The court asked whether there was any check at the Delhi-Uttar Pradesh borders.

“We are unable to contribute anything towards reducing the pollution... There are numerous members in your Air Quality Commission... More than all the Departments of the Government of India... What is the Commission doing?” the CJI voiced the court’s exasperation.

“Most directions issued by the Commission is only on paper,” Justice Surya Kant said.

‘Lack of creativity’

The CJI said the problem was also a lack of creativity on the part of the bureaucracy to deal with the urgent situation.

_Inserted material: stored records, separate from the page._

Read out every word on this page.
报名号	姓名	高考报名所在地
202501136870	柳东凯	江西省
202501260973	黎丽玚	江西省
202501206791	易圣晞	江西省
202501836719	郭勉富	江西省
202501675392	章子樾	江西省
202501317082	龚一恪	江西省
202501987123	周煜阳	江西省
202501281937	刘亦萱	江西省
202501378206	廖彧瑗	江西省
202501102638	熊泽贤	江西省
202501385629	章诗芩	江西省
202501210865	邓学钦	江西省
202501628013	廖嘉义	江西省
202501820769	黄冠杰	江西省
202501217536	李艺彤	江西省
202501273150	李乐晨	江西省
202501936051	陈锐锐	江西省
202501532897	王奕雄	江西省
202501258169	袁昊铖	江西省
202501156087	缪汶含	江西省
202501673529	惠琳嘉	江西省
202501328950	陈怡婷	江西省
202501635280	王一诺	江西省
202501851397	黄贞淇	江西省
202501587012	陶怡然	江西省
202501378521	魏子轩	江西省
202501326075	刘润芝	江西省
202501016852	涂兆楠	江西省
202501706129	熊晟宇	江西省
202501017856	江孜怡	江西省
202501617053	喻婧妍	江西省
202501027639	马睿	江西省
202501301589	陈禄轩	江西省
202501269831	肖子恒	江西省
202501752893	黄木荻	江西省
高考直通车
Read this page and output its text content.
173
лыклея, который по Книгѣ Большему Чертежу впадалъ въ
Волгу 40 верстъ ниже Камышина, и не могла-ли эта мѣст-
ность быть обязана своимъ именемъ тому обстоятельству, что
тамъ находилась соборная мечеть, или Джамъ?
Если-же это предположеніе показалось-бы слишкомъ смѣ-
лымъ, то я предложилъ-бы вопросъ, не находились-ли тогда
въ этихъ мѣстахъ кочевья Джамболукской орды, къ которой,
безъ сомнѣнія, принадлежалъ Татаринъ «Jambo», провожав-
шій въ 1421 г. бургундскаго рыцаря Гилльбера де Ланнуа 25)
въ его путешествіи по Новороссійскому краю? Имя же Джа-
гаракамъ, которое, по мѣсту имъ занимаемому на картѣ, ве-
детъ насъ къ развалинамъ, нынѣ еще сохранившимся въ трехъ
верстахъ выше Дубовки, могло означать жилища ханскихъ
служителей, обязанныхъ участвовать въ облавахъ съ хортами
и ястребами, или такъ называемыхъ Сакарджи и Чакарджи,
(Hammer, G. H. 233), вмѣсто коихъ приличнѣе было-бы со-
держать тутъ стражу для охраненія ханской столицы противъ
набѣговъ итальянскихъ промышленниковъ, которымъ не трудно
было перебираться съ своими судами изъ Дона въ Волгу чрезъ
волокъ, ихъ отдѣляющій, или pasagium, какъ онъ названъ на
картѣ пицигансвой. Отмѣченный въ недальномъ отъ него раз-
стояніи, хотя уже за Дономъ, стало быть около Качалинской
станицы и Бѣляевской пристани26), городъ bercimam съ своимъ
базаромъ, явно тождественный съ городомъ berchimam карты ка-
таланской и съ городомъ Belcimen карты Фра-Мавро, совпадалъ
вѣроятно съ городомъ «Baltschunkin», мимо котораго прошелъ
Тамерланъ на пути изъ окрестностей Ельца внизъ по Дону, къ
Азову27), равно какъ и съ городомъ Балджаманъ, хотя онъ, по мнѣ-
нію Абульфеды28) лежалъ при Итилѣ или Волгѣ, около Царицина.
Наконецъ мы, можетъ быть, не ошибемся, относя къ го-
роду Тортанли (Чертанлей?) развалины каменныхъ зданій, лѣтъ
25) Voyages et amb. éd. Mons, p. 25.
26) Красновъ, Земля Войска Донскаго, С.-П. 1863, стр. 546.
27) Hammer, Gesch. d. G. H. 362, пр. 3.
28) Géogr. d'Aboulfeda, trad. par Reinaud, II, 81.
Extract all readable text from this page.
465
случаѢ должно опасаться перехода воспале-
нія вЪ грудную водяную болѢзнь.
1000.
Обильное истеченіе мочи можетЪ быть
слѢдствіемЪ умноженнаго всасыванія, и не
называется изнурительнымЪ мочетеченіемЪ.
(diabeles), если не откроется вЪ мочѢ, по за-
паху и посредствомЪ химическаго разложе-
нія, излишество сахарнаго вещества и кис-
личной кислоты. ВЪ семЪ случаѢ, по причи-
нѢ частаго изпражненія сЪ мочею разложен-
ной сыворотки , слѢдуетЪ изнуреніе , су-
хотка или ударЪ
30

“If an emergency is there, you have to act urgently and creatively. If a person has fever, and it is not going down, you have to treat differently... The bureaucracy has to be creative. We cannot induce creativity into your bureaucracy. That is for them to do... Let them act, we will support. What is the point of a 20 or 30-member Commission? It is a burden on the public exchequer,” the CJI said.

“Yes, the medicine is not working... Please give me time. Let me speak to the Minister. Let me respond tomorrow,” Mehta requested.

The court asked the Delhi government why schools have opened in the Capital. “Children of classes three and four are going to school early in the morning in the smog... While adults have the ‘work from home’ option, little children have to go to school?” Chief Justice Ramana asked.

Senior advocate AM Singhvi, for Delhi, said schools have given the online option. “If you want, we will close,” Singhvi said.

“Don’t shoot from our shoulders... Who will want to sit at home, you have given them the option. You take a call now,” the CJI responded.

Mehta interjected to clarify that Centre had said that schools would be closed “till further orders”.

Justice Kant said he caught sight of “daily wagers” standing in the middle of the road, some even without masks on, holding placards with about pollution.

“Except popularity slogans, what else is there?” Justice Kant asked.

Singhvi said these were civil volunteers occupied with the task of creating awareness about pollution. They were helping out in public interest.

“Well, somebody has to take care of their helath too...” Justice Kant retorted.

Singhvi said there was both “will and action” on the part of the Delhi government.

Justice Kant asked after the purchase of 1,000 new CNG buses. Singhvi said a total of 8,750 CNG buses were in operation in Delhi. Intensive inspections against polluting sources were on. Vehicles over 10 and 15 years old have been impounded. Around 585 teams have been constituted for dust prevention. However, Singhvi said completion of work on 21 hospitals, half of which to treat Covid-19 cases should be allowed.

“Emergency constructions, we will see,” the Bench noted.

Senior advocate Vikas Singh proposed the creation of “proper, empowered flying squads”. He said “development cannot be at the cost of lives. He objected to an adjournment of the case and sought immediate action.